Dupraz John · Nationalrat · 2004-06-16
Dupraz John · Nationalrat · Genf · Freisinnig-demokratische Fraktion · 2004-06-16
Wortprotokoll
Vous avez entendu les objectifs visés par l'initiative parlementaire Teuscher. Il faut savoir que sur le même objet, le 2 décembre 2002, Monsieur Ruedi Baumann, notre ancien collègue, avait déposé une question 02.5202, "Catastrophe pétrolière au large des côtes espagnoles. Responsabilité de la Suisse". Le Conseil fédéral a répondu que des mesures efficaces peuvent être prises uniquement au niveau international, notamment dans le cadre de l'Organisation maritime internationale.

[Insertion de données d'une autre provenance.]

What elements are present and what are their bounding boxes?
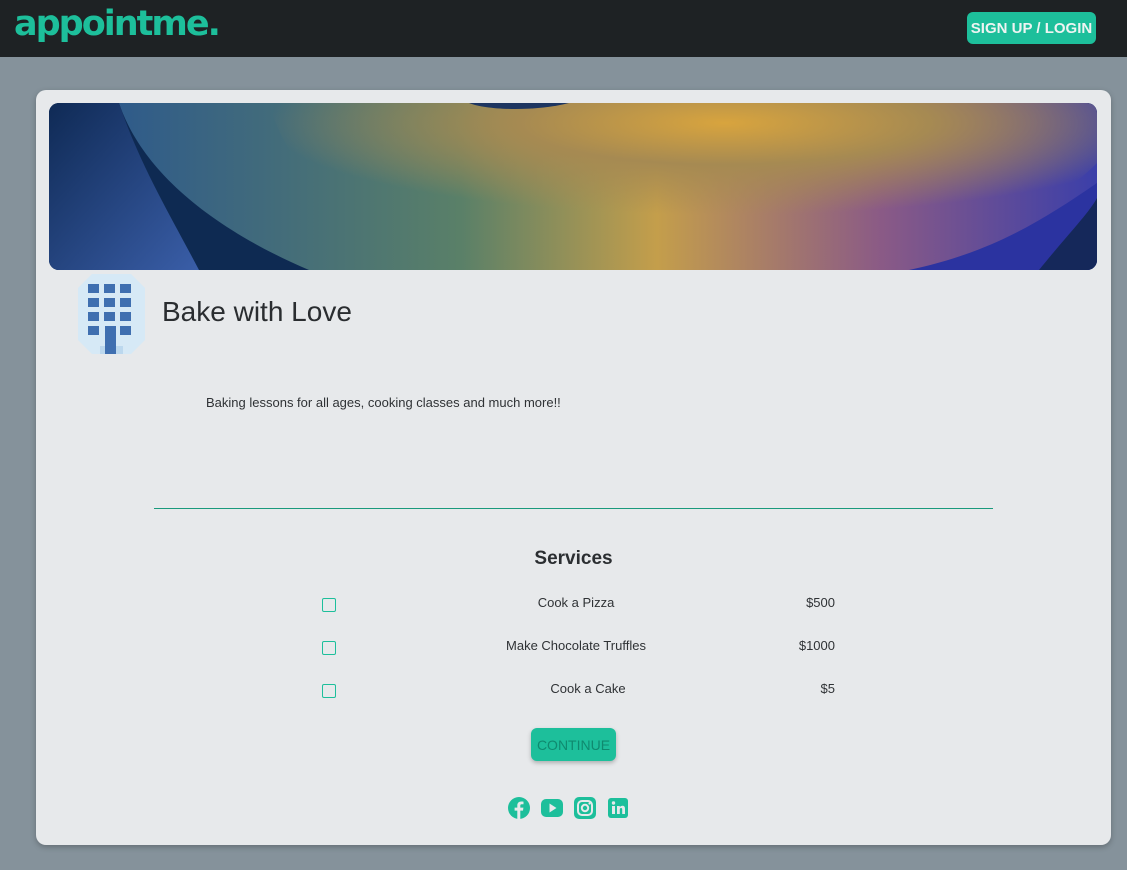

Le 9 décembre 2002, s'étonnant d'avoir entendu le Conseil fédéral affirmer n'avoir aucune possibilité d'agir à l'échelon national pour éviter d'autres catastrophes pétrolières, Madame Wyss a souhaité au moins savoir, dans sa question 02.5227, "Catastrophe pétrolière en Espagne. Quelle aide fournit la Suisse?", quelles étaient les mesures prises par le gouvernement suisse pour aider l'Espagne à surmonter la catastrophe pétrolière. Le Conseil fédéral a fait savoir que notre pays ne disposait pas du savoir-faire spécifique pour assumer une partie des travaux de nettoyage et que, dans le cas de catastrophes, on avait de l'expérience et les moyens d'agir notamment en cas de tremblements de terre.

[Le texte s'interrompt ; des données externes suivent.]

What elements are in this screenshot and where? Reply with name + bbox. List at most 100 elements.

Le 13 décembre 2002, Madame Wyss toujours a interpellé le Conseil fédéral pour savoir quand la Suisse avait inspecté pour la dernière fois sa flotte de haute mer. Le Conseil fédéral a fait savoir, dans sa réponse du 19 février 2003, qu'aucun pétrolier ne naviguait sous pavillon suisse et que la flotte suisse avait été inspectée pour la dernière fois les 12 et 13 décembre 2002.
Le 13 décembre 2002, Madame Wyss a déposé la motion 02.3786, "Ratification immédiate de la Convention internationale du droit de la mer". La Suisse a signé la convention le 17 octobre 1984, mais elle ne l'a pas encore ratifiée, car, si on soutient la motion, le Conseil fédéral met en garde contre la très grande portée de cette convention. Notre Parlement n'a pas encore traité cette motion.
Le DETEC a fait savoir qu'il fallait agir dans trois domaines prioritaires: l'engagement de la Suisse au sein de l'Organisation maritime internationale; l'engagement de la Suisse au sein de l'OMC; et, quant à la législation suisse, la loi fédérale sur la protection de l'environnement (RS 814.01), à l'article 30f alinéa 1, dispose que le Conseil fédéral "peut édicter des prescriptions pour les entreprises qui organisent des transports de déchets spéciaux depuis la Suisse ou qui y sont impliqués". L'OFEFP est disposé à examiner dans quelle mesure cette possibilité peut également être exploitée pour protéger l'environnement marin.
Suite à ces informations que nous avons reçues en commission, la discussion a montré qu'une motion ou un postulat serait plus à même de traduire l'objectif visé par l'auteur de l'initiative. Il ne s'agit pas en effet d'un problème spécifiquement suisse - c'est le moins qu'on puisse dire, puisqu'on n'a pas de mer!
Le 18 novembre 2003, le projet de postulat comportant les points suivants a été proposé en commission:
1. le Conseil fédéral est chargé d'examiner quels efforts la Suisse doit entreprendre au niveau international pour s'assurer que seuls les bateaux répondant à des normes de sécurité strictes seront autorisés à transporter le pétrole sur toutes les mers du monde;
2. le Conseil fédéral est aussi chargé d'examiner si, et dans quelle mesure, les entreprises commerciales de matières premières qui sont domiciliées en Suisse et qui affrètent des bateaux peu fiables pour le transport maritime de pétrole peuvent être rendues responsables des éventuels dommages causés à l'homme et à l'environnement.
La majorité de la commission a critiqué l'attitude missionnaire de la Suisse, qui prétend dire aux autres Etats ce qu'ils ont à faire.
Une minorité de la commission estime en revanche qu'il est capital que la Suisse assume la responsabilité des entreprises qui opèrent sur son territoire.
La commission a rejeté, par 12 voix contre 9, le projet de postulat, et a décidé, par 13 voix contre 7 et 1 abstention, de ne pas donner suite à l'initiative.
Nous vous recommandons de ne pas y donner suite, car en effet cette initiative est une douce utopie verte!